Tokenize [String]

Description

Separates a string into tokens. The tokenization method can be defined in the parameter (e.g., only tokenize by spaces or use all punctuation).

Input

  • SOURCE [STRING]: a list of strings. Each string is tokenized.

Output

  • RESULT [STRING]: the extracted tokens. Use the score aggregation parameter to define how occurrences of the same token are handled.
  • PAIR [STRING, STRING]: the original string and the extracted tokens.
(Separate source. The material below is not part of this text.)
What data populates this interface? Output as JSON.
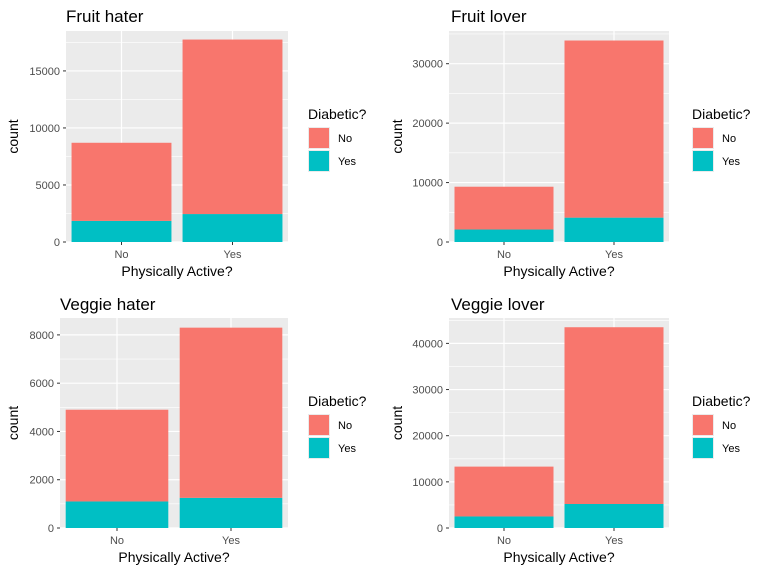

Use the score aggregation parameter to define how occurrences of the same token are handled.

Parameters

  • Tokenization: the method to tokenize the input strings.
    • None: perform no tokenization
    • Spaces: all valid Unicode space characters
    • Spaces/Punctuation: Spaces + all valid Unicode punctuation characters
    • Spaces/Punctuation/Digits: Spaces/Punctuation + all valid Unicode digit characters
    • Spaces/Punctuation/Digits/Symbols: Spaces/Punctuation/Digits + all valid Unicode symbol characters
    • Custom Regular Expression: any regular expression
  • Min token length: tokens whose character length is shorter than this value are discarded
  • Gram type:
    • Word (default): each token is composed by UTF-8 word n-grams
    • Character: each token is composed by UTF-8 character n-grams
  • Grams: allows to extract n-gram tokens (default is 1)
  • Stemming: tokens can be stemmed for a specific language or left as they are
  • Case-sensitive: if set to false, upper/lower case is ignored

Output scores can be aggregated and/or normalized.